Cancer Research UK has called for a ban on high-calorie food and drink TV ads during talent shows and live sports, after a report claims to have drawn a link between TV advertising and childhood obesity.

Cancer Research UK argues link between TV ads and childhood obesity

The charity argues that teenagers being "bombarded" by TV ads for high-calorie foods and drinks are liable to eat more than 500 extra snacks in a year, compared with those watching less TV.

In the survey, carried out by YouGov, Cancer Research UK asked 3,348 young people in the UK between the ages of 11-19 on their TV viewing habits and diet.

Researchers claim that teenagers streaming TV shows with ads were more than twice as likely (139%) to consume fizzy drinks than someone with a "low advert exposure", and 65% more likely to eat ready meals.

Dr Jyotsna Vohra, lead author on the study from Cancer Research UK, said: "This is the strongest evidence yet that junk food ads could increase how much teens choose to eat. We’re not claiming that every teenager who watches commercial TV will gorge on junk food but this research suggests there is a strong association between advertisements and eating habits.
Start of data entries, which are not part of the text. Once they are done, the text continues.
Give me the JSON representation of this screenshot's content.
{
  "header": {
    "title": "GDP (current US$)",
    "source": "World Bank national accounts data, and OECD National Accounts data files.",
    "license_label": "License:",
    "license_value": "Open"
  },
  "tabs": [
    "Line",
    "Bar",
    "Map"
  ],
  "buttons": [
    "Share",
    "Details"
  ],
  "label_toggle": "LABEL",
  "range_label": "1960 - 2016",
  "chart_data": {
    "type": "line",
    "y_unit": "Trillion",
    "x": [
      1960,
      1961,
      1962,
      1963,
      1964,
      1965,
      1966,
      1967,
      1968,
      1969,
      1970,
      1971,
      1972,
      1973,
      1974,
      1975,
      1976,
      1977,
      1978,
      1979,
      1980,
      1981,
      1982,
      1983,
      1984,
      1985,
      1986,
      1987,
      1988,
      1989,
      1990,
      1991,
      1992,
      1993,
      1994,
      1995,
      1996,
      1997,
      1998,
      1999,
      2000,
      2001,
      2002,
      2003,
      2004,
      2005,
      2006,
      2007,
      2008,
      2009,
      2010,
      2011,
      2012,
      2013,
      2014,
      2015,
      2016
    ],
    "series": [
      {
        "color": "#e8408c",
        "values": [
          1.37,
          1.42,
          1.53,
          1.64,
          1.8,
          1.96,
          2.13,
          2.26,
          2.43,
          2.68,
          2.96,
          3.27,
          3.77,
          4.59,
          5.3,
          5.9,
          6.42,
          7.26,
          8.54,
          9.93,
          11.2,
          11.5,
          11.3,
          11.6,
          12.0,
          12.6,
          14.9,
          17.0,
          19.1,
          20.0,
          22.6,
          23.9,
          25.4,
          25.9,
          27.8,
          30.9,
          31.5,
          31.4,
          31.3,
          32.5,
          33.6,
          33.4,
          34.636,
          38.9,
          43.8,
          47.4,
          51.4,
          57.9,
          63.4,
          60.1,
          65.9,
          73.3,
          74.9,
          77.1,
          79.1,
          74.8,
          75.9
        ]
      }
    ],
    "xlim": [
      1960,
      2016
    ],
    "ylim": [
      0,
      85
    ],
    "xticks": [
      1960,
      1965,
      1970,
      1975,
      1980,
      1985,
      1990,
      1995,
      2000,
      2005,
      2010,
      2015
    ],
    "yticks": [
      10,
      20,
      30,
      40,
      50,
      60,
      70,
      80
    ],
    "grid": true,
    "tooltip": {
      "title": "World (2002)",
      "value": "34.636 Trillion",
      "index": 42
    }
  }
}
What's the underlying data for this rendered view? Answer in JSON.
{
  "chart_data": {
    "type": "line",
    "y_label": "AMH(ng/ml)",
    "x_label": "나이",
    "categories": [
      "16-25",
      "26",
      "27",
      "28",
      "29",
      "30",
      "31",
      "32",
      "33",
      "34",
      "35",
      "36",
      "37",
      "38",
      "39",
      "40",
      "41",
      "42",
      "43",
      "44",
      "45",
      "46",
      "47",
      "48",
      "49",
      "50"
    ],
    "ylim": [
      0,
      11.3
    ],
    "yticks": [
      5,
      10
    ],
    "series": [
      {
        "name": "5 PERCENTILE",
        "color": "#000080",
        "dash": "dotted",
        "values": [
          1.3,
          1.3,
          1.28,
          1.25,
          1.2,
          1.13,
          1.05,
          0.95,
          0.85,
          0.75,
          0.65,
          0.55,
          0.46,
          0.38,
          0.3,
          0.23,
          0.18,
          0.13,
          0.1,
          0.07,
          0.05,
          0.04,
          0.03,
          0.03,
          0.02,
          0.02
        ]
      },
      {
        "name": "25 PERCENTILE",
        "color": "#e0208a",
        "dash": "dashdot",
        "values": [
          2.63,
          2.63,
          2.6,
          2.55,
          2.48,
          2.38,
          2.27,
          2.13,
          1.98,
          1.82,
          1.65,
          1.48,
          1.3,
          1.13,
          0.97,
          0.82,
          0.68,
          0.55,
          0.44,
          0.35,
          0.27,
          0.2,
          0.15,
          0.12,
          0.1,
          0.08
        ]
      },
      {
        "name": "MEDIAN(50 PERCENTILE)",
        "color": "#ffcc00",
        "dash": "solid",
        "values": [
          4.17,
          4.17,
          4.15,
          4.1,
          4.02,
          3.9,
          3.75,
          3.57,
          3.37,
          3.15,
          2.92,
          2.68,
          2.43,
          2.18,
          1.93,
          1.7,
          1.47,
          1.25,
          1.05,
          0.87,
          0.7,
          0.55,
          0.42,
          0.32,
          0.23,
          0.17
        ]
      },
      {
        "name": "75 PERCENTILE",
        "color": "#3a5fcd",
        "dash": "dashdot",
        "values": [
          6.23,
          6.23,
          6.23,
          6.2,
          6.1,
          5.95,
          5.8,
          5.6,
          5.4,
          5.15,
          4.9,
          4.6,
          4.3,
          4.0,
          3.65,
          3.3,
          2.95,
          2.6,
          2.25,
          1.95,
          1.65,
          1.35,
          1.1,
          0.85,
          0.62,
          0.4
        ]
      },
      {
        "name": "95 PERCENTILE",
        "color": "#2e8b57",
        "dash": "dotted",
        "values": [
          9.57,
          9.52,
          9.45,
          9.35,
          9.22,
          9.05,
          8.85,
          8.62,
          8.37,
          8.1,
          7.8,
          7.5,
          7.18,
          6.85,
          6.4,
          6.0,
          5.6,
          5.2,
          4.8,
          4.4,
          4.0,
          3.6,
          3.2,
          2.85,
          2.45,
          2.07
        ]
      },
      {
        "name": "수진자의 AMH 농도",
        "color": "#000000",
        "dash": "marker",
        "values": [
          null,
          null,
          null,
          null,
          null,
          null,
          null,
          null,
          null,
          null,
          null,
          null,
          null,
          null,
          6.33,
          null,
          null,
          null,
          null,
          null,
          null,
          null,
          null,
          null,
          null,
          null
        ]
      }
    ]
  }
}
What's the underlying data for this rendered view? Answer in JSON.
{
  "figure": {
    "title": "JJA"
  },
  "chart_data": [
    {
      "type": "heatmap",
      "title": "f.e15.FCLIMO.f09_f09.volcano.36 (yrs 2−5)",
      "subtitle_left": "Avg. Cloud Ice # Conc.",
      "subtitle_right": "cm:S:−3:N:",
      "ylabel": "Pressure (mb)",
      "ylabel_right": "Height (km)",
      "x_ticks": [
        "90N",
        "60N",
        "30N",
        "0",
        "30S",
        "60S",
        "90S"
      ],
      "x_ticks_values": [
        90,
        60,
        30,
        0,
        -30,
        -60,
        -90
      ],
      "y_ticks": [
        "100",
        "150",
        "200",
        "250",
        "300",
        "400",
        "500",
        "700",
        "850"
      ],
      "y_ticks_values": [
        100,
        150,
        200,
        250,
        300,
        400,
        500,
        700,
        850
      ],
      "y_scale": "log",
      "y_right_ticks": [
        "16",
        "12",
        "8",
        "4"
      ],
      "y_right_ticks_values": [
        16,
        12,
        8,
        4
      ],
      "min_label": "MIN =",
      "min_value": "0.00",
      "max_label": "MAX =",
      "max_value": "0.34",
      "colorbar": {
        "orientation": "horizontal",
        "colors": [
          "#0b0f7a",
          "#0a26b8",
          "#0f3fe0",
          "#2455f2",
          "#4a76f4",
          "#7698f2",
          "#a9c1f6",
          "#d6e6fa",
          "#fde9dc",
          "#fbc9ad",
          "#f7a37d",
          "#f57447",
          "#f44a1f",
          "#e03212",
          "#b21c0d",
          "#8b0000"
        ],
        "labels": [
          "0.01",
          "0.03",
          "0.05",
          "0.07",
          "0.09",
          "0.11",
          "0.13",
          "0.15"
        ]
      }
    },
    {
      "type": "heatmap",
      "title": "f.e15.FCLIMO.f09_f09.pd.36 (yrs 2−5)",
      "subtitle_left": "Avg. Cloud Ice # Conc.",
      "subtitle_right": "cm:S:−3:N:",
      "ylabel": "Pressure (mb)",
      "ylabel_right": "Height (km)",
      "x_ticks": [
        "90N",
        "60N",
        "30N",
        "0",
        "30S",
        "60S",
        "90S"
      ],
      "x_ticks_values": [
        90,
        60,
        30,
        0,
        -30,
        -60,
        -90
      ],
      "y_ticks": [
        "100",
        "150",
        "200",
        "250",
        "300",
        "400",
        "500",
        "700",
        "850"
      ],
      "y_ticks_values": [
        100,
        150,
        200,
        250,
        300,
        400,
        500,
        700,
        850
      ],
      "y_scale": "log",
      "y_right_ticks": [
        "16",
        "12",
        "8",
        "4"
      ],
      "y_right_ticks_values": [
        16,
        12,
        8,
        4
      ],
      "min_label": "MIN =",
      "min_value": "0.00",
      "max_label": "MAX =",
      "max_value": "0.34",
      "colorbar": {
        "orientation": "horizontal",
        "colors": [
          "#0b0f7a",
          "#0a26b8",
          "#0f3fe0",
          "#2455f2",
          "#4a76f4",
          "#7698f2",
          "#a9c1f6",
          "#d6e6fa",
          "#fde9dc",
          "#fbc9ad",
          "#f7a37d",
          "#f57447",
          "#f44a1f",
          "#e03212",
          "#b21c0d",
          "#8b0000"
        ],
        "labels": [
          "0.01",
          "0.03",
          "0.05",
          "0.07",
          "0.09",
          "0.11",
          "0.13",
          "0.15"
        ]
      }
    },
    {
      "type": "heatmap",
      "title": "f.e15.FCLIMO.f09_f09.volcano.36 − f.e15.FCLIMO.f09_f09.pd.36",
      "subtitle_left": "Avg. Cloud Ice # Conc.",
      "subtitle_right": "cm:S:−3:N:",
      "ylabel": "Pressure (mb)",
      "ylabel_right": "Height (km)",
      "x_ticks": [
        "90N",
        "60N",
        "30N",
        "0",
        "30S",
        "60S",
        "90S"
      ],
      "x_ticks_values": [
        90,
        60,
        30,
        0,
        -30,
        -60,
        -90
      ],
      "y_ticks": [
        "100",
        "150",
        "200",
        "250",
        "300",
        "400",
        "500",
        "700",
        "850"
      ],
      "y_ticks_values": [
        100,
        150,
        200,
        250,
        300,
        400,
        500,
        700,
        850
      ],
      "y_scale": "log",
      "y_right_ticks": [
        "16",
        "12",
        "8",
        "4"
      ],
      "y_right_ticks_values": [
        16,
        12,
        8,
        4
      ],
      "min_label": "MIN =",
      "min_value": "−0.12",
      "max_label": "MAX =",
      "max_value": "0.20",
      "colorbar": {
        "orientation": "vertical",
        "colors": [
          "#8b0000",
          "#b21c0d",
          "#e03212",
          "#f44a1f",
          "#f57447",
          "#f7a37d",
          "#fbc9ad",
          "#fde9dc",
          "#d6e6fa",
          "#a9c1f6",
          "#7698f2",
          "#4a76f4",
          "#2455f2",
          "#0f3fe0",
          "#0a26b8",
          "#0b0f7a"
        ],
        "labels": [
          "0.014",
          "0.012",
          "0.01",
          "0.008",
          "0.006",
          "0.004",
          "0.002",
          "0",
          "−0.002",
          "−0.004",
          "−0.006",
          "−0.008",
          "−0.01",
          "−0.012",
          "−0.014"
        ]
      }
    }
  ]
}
"It’s been 10 years since the first, and only, TV junk food marketing regulations were introduced by Ofcom and they’re seriously out of date. Ofcom must stop junk food ads being shown during programmes that are popular with young people, such as talent shows and football matches, where there’s currently no regulation.

"Our report suggests that reducing junk food TV marketing could help to halt the obesity crisis."
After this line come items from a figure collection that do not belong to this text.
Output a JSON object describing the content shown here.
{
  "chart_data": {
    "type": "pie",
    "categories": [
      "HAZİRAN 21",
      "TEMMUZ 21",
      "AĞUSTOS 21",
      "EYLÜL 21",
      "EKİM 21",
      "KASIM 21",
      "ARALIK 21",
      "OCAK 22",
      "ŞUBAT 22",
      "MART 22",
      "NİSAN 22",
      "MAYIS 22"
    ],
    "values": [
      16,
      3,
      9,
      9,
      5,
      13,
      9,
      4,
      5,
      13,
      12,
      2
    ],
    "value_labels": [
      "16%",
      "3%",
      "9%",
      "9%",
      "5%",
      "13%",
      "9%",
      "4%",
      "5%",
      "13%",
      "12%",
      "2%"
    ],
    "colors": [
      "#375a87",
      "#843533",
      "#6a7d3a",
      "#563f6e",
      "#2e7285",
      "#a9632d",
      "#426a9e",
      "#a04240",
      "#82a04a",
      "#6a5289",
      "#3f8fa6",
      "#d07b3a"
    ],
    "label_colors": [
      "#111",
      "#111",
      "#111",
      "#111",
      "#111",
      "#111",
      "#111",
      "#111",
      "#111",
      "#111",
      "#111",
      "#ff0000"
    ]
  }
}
Responding to the report, Advertising Association chief executive Stephen Woodford insisted that the UK has some of the "toughest" regulations in the world.
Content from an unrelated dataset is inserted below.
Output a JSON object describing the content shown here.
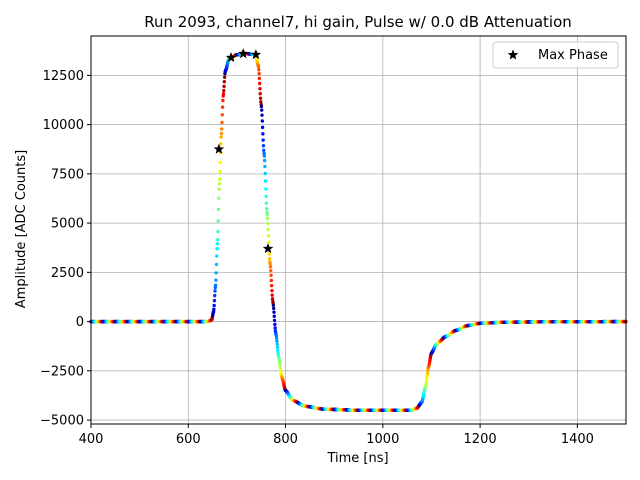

"The report implies that TV food marketing rules have not changed in 10 years. While this may be true for TV, [the Committees of Advertising Practice] carried out a comprehensive review of HFSS advertising to children in 2016 and the codes were reviewed, updated and strengthened last year. The changes mean that whether children are watching programmes on TV or streaming from the internet they are subject to the same protections, which was not the case previously.

"As young people’s media consumption habits have changed, so have the regulations governing these media. The Advertising Association, its members, and other partners in the industry such as the FDF, remain committed to meeting the challenge of childhood obesity, which is an important public health issue in the UK as it is elsewhere."

Before last year’s general election, the Labour Party pledged to ban the advertising of all food high in fat, salt and sugar before the 9pm watershed if it got into power.